I stay away from the whole living-in-secrecy with a huge blood thirsty guard dog kind of thing, and actually become friendly with the neighbors of all my grow houses.
When you live closed off like a hermit and have some big angry beast protecting your property, it creates questions in the minds of people who live around you.
Questions like “I wonder what’s up with that strange dude who lives over there?”
It’s much better to become the friendly face they love to see, who they feel good about knowing, and it takes away that whole mysterious vibe to what I’m up to. And what is it that I’m up to? I’m just living here like a good neighbor does.
Be the friendly neighbor who everyone knows, likes and trusts.
I remember one time some undercover cops were snooping around one of my grow houses, and Margret from two doors down actually came and told me about it!
Now that’s a nice situation to be in.

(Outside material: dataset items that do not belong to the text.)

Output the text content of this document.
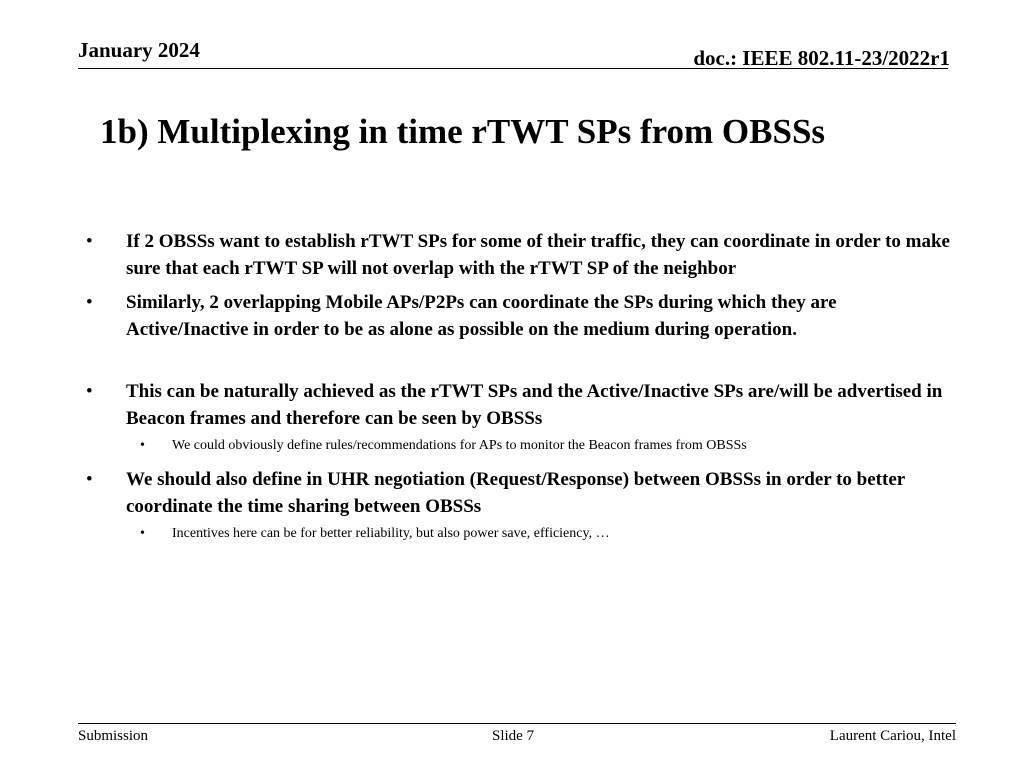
January 2024	doc.: IEEE 802.11-23/2022r1
1b) Multiplexing in time rTWT SPs from OBSSs
• If 2 OBSSs want to establish rTWT SPs for some of their traffic, they can coordinate in order to make sure that each rTWT SP will not overlap with the rTWT SP of the neighbor
• Similarly, 2 overlapping Mobile APs/P2Ps can coordinate the SPs during which they are Active/Inactive in order to be as alone as possible on the medium during operation.
• This can be naturally achieved as the rTWT SPs and the Active/Inactive SPs are/will be advertised in Beacon frames and therefore can be seen by OBSSs
• We could obviously define rules/recommendations for APs to monitor the Beacon frames from OBSSs
• We should also define in UHR negotiation (Request/Response) between OBSSs in order to better coordinate the time sharing between OBSSs
• Incentives here can be for better reliability, but also power save, efficiency, …
Submission	Slide 7	Laurent Cariou, Intel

Because of Margret I was able to handle things before it all went south. And it DID go south, but thanks to Margret, there was nothing left to find. The place was clean.
And then there was the time one of my grow houses had an automatic sprinkler unit for the lawn that causing a bunch of run-off to flow into the next door neighbors yard and giving him a bunch of messy puddles to deal with. I went over and asked him how long it had been going on. He told me a few years because the previous tenant never did anything about it. It drove him nuts.
So being a nice “neighbor” I immediately fixed the problem by making a few tweaks to the sprinkler and irrigation systems. The dude loved me after that.
Another time I was applying to rent some property from a guy up in Canada, and I actually told him exactly what I was planning on doing with it and offered to pay him an extra $500 in rent each month as a bonus—since my situation was a little unique, you could say.
He rented me the property and he and I ended up having a long lasting friendship. In fact, I eventually ended up rented places out from him all over town. The relationship was a win/win for both of us.
Now, I’m not saying to go tell people what you’re doing, but what I am saying is to go meet your neighbors, be friendly, smile, wave, and say “hi” each time you see em’
Get to know them on a first name basis.
This has worked well for me and countless growers I’ve taught it to over the years, even though it’s the complete opposite of what most everybody does.
And if you don’t have the best people skills in the world, go read Dale Carnegie’s “How to Win Friends and Influence People“. It’s a classic book that’s packed with some of the best, most timeless wisdom on getting people to like you that you’ll ever find.
In fact, I’ve even used the skills in the book—which have been like second nature to me now since I read it almost 30 years—to get the ball rolling in legalizing medical marijuana here in Bulgaria.
You see, in Bulgaria, the old school of thought stigmatizes anyone who uses marijuana as derelict of society. They’re just not as progressive as a lot of the states in the U.S. are, and because of this, tons of people—who by all rights should be able to use marijuana to cure what ails them—are either hooked on highly addictive medication that’s so much worse for them, or they end up suffering through a life of undue pain that could easily be alleviated by some good ol’ fashion medical marijuana.
In fact, our movement, Medical Marijuana Bulgaria, is really starting to take off. I’ve actually put together a round table that’s getting together next month to discuss taking the steps necessary to legalize marijuana and allow the people of Bulgaria to medicinally use marijuana, just like they to deserve to be able to. We’ve got many of the country’s head doctors, lawyers, lawmakers, politicians, elected officers, celebrities, and change-makers attending.
I’m not sure I would have had the skills to put this together had I not read “How to Win Friends and Influence People” back in my 20s, embraced it’s philosophies, and made it such an integral part of my life.
Everyone likes a friendly face.
I urge you, don’t be the mysterious neighbor with the pack of blood thirsty guard dogs. Be the friendly neighbor who everyone knows, likes and trusts.
Your future as a grower will thank you for it.